About the same time, an agreement was reached between then-owner Mukesh Patel and city and county law enforcement officials. In order to keep the establishment open following alleged criminal activity at Canton Inn, video cameras and lighting were to be installed, private security was to patrol the property, an alarm system was to be placed on all doors not visible to the front desk, and other steps were to be taken.

While Patel earlier had argued that "there's no drug dealers and no prostitution here," the agreement was preceded by a suit filed in Common Please Court in September 1991 by Stark County Prosecutor Robert D. Horowitz and Canton Law Director Thomas Bernabei.

Concerning the nuisance complaint, Repository staff writer Nancy Ozimek reported Sept. 12, 1991, that the suit had maintained that "since June 3" much criminal activity had occurred at the 52-room motel.

"At least seven illegal drug transactions have occurred at the Canton Inn, resulting in the arrest of numerous individuals," the nuisance complaint said. "Other criminal activity has occurred at the Canton Inn including prostitution. Young children have been present when arrests have been made. Frequently, the subjects arrested are in possession of weapons.

"The foregoing criminal activities are of such an extensive and continuous nature that it is common knowledge in the surrounding community that the ... premises are being used by and frequented by persons engaging in the commission of criminal offenses," Horowitz and Bernabei wrote.

Ozimek's story also reported that residents and landlords from the area of Canton Inn had "pleaded with City Council ... for relief from crime and disorder."

A look at recent history

Some had defended the Canton Inn through the years, however.

"The Canton Inn is being targeted as a scapegoat for the city's prostitution problems," said one man, noting that he was a resident of the motel, who wrote a letter to the editor that was published in the Repository in December of 2001. "The prostitutes work Second Street behind the Canton Inn as well a Newton Avenue. They also use the pay phone on the corner of Newton and Tuscarawas Street W, which is located in front of the Canton Inn, as an excuse to loiter in hopes of catching a 'date.' This looks bad for the Canton Inn, but it is not the hotel's problem."

Still, in a posting that still is viewable, the website tripadvisor.com gave the Canton Inn a 1 out of 5 rating. It's lowest rating was in cleanliness. Another online rating service, which at the time of the motel's demolition had listed the Canton Inn as "Permanently Closed," was not much better at 2.5 out of 5.

Three reviews offered online were far from complimentary of the motel.

"I've been in some low budget hotels before," one review said, "but this one takes the cake."

By early in the 2020s, it was clear to Canton leaders that this was a motel that had to go in order to better the area surrounding it.

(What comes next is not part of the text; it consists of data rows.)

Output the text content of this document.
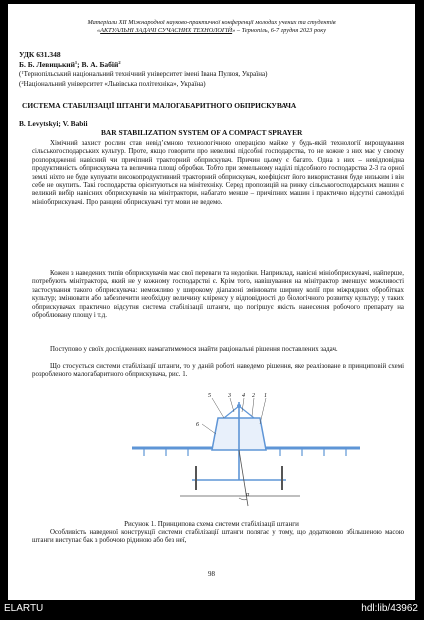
Матеріали XII Міжнародної науково-практичної конференції молодих учених та студентів
«АКТУАЛЬНІ ЗАДАЧІ СУЧАСНИХ ТЕХНОЛОГІЙ» – Тернопіль, 6-7 грудня 2023 року
УДК 631.348
Б. Б. Левицький$^1$; В. А. Бабій$^2$
($^1$Тернопільський національний технічний університет імені Івана Пулюя, Україна)
($^2$Національний університет «Львівська політехніка», Україна)
СИСТЕМА СТАБІЛІЗАЦІЇ ШТАНГИ МАЛОГАБАРИТНОГО ОБПРИСКУВАЧА
B. Levytskyi; V. Babii
BAR STABILIZATION SYSTEM OF A COMPACT SPRAYER
Хімічний захист рослин став невід’ємною технологічною операцією майже у будь-якій технології вирощування сільськогосподарських культур. Проте, якщо говорити про невеликі підсобні господарства, то не кожне з них має у своєму розпорядженні навісний чи причіпний тракторний обприскувач. Причин цьому є багато. Одна з них – невідповідна продуктивність обприскувача та величина площі обробки. Тобто при земельному наділі підсобного господарства 2-3 га орної землі ніхто не буде купувати високопродуктивний тракторний обприскувач, коефіцієнт його використання буде низьким і він себе не окупить. Такі господарства орієнтуються на мінітехніку. Серед пропозицій на ринку сільськогосподарських машин є великий вибір навісних обприскувачів на мінітрактори, набагато менше – причіпних машин і практично відсутні самохідні мініобприскувачі. Про ранцеві обприскувачі тут мови не ведемо.
Кожен з наведених типів обприскувачів має свої переваги та недоліки. Наприклад, навісні мініобприскувачі, найперше, потребують мінітрактора, який не у кожному господарстві є. Крім того, навішування на мінітрактор зменшує можливості застосування такого обприскувача: неможливо у широкому діапазоні змінювати ширину колії при міжрядних обробітках культур; змінювати або забезпечити необхідну величину кліренсу у відповідності до біологічного розвитку культур; у таких обприскувачах практично відсутня система стабілізації штанги, що погіршує якість нанесення робочого препарату на оброблювану площу і т.д.
Поступово у своїх дослідженнях намагатимемося знайти раціональні рішення поставлених задач.
Що стосується системи стабілізації штанги, то у даній роботі наведемо рішення, яке реалізоване в принциповій схемі розробленого малогабаритного обприскувача, рис. 1.
5	3 4 2 1
6
α
Рисунок 1. Принципова схема системи стабілізації штанги
Особливість наведеної конструкції системи стабілізації штанги полягає у тому, що додатковою збільшеною масою штанги виступає бак з робочою рідиною або без неї,
98
ELARTU	hdl:lib/43962
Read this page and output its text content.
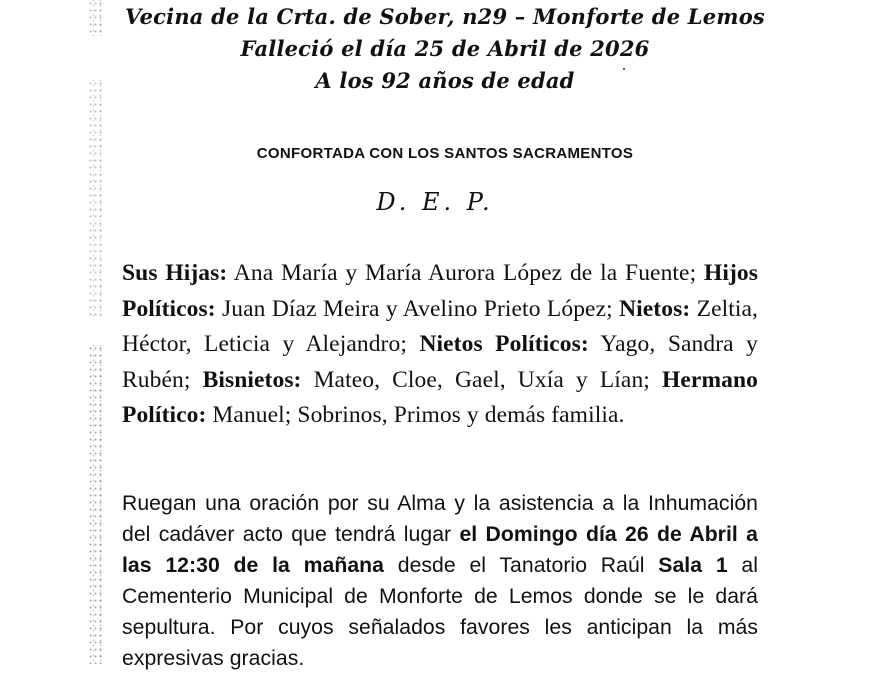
Vecina de la Crta. de Sober, n29 – Monforte de Lemos
Falleció el día 25 de Abril de 2026
A los 92 años de edad
CONFORTADA CON LOS SANTOS SACRAMENTOS
D. E. P.
Sus Hijas: Ana María y María Aurora López de la Fuente; Hijos Políticos: Juan Díaz Meira y Avelino Prieto López; Nietos: Zeltia, Héctor, Leticia y Alejandro; Nietos Políticos: Yago, Sandra y Rubén; Bisnietos: Mateo, Cloe, Gael, Uxía y Lían; Hermano Político: Manuel; Sobrinos, Primos y demás familia.
Ruegan una oración por su Alma y la asistencia a la Inhumación del cadáver acto que tendrá lugar el Domingo día 26 de Abril a las 12:30 de la mañana desde el Tanatorio Raúl Sala 1 al Cementerio Municipal de Monforte de Lemos donde se le dará sepultura. Por cuyos señalados favores les anticipan la más expresivas gracias.
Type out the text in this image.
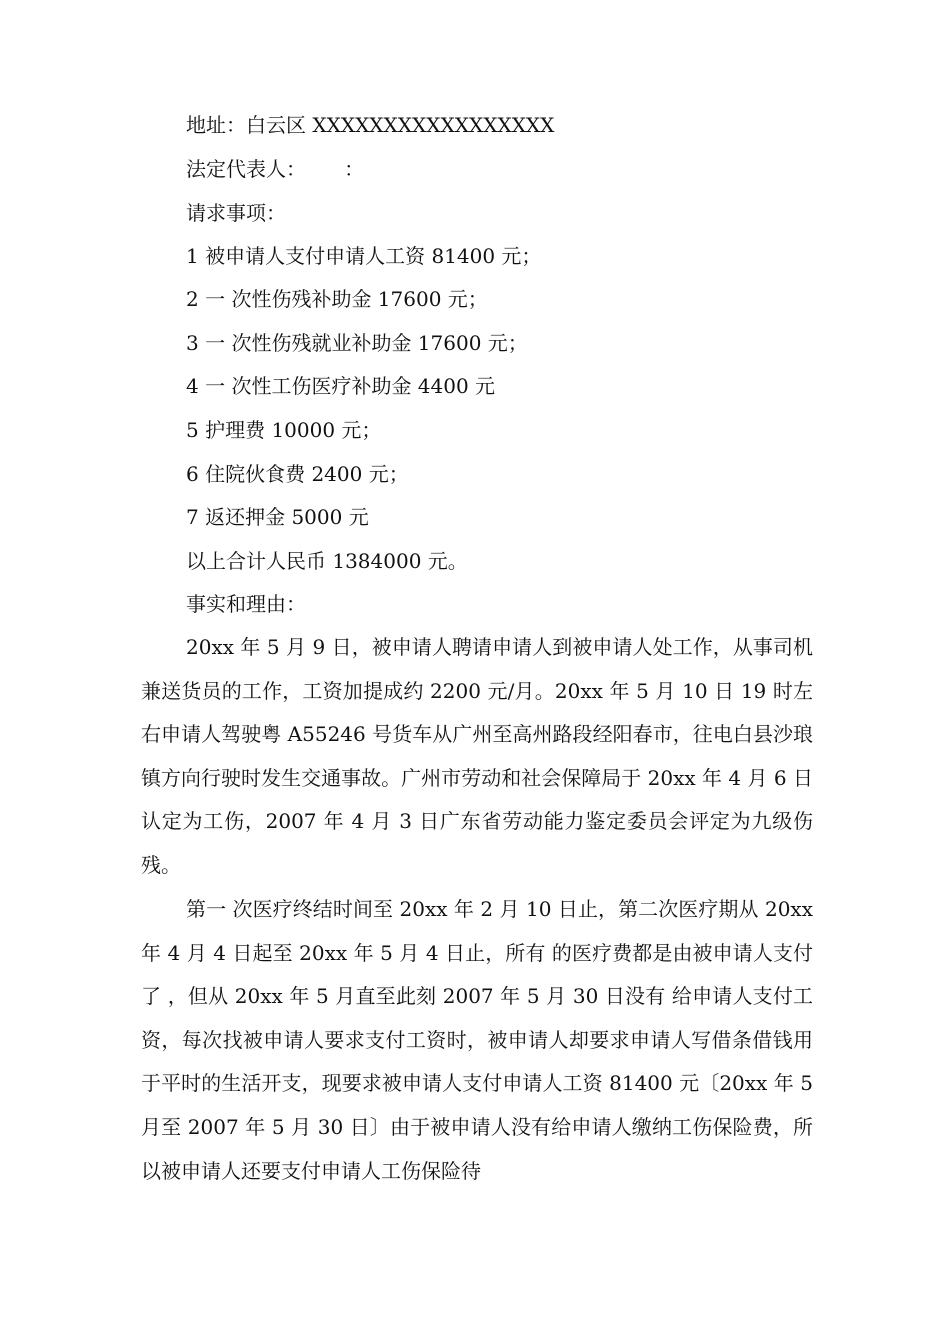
地址：白云区 XXXXXXXXXXXXXXXXX
法定代表人：      ：
请求事项：
1 被申请人支付申请人工资 81400 元；
2 一 次性伤残补助金 17600 元；
3 一 次性伤残就业补助金 17600 元；
4 一 次性工伤医疗补助金 4400 元
5 护理费 10000 元；
6 住院伙食费 2400 元；
7 返还押金 5000 元
以上合计人民币 1384000 元。
事实和理由：

20xx 年 5 月 9 日，被申请人聘请申请人到被申请人处工作，从事司机兼送货员的工作，工资加提成约 2200 元/月。20xx 年 5 月 10 日 19 时左右申请人驾驶粤 A55246 号货车从广州至高州路段经阳春市，往电白县沙琅镇方向行驶时发生交通事故。广州市劳动和社会保障局于 20xx 年 4 月 6 日认定为工伤，2007 年 4 月 3 日广东省劳动能力鉴定委员会评定为九级伤残。

第一 次医疗终结时间至 20xx 年 2 月 10 日止，第二次医疗期从 20xx 年 4 月 4 日起至 20xx 年 5 月 4 日止，所有 的医疗费都是由被申请人支付了 ，但从 20xx 年 5 月直至此刻 2007 年 5 月 30 日没有 给申请人支付工资，每次找被申请人要求支付工资时，被申请人却要求申请人写借条借钱用于平时的生活开支，现要求被申请人支付申请人工资 81400 元〔20xx 年 5 月至 2007 年 5 月 30 日〕由于被申请人没有给申请人缴纳工伤保险费，所以被申请人还要支付申请人工伤保险待
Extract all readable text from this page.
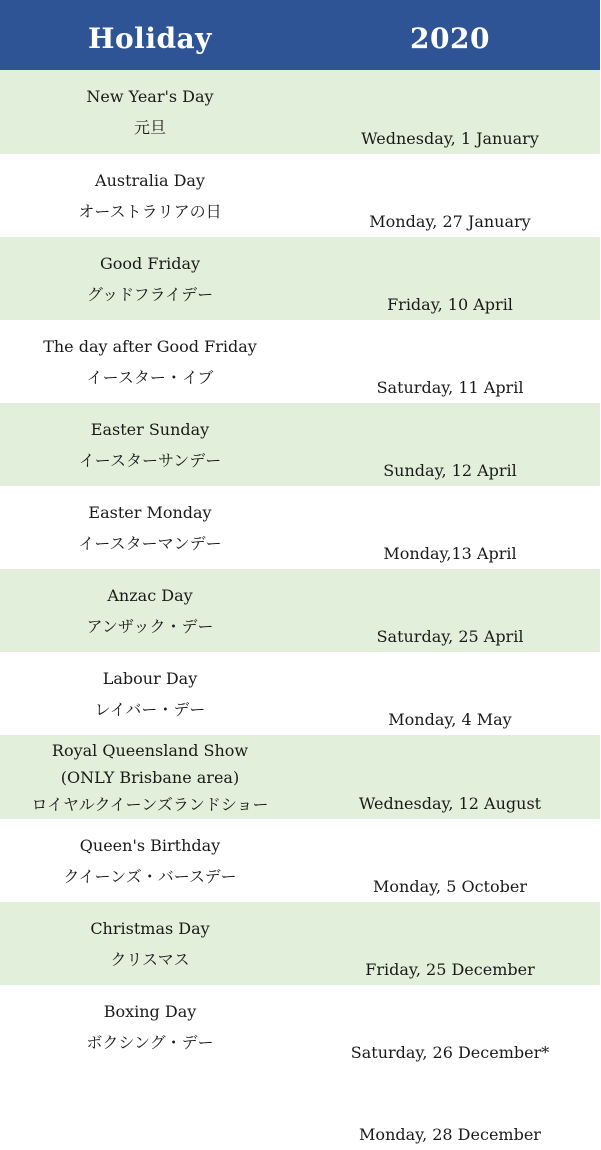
Holiday	2020
New Year's Day
元旦
Wednesday, 1 January
Australia Day
オーストラリアの日
Monday, 27 January
Good Friday
グッドフライデー
Friday, 10 April
The day after Good Friday
イースター・イブ
Saturday, 11 April
Easter Sunday
イースターサンデー
Sunday, 12 April
Easter Monday
イースターマンデー
Monday,13 April
Anzac Day
アンザック・デー
Saturday, 25 April
Labour Day
レイバー・デー
Monday, 4 May
Royal Queensland Show
(ONLY Brisbane area)
ロイヤルクイーンズランドショー	Wednesday, 12 August
Queen's Birthday
クイーンズ・バースデー
Monday, 5 October
Christmas Day
クリスマス
Friday, 25 December
Boxing Day
ボクシング・デー
Saturday, 26 December*
Monday, 28 December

A better future is at hand

In an article published Wednesday, Nov. 30, the day after demolition began, Repository staff writer Kelly Byer quoted a statement prepared by city officials. The statement noted that the Canton Community Improvement District, which worked in cooperation with community organizations to secure the purchase and remove the blight on the neighborhood that the motel was believed to have become.

"The CCIC purchased the property for the purpose of closing and demolishing it due to decades-old problems of crime, drug activity and other nuisance conditions," the city said. "The vacant land will be land-banked and held for future development in combination with adjacent land, and used for neighborhood housing and retailing."

Now Canton's mayor, Thomas Bernabei welcomed the move in a news release.

The demolition, the mayor said, "resolves decades of frustration."

So, early last week the first words of a new chapter was written in the history of the property on which the Travel Lodge/Canton Inn motel complex was built more than six decades ago. The motel will not be part of the future of that property.

One can only surmise that the new beginning for land at 1031 Tuscarawas St. W, a lot that once was the site of mansion of a leader in Canton manufacturing, might make Joseph Dick look upon it and smile.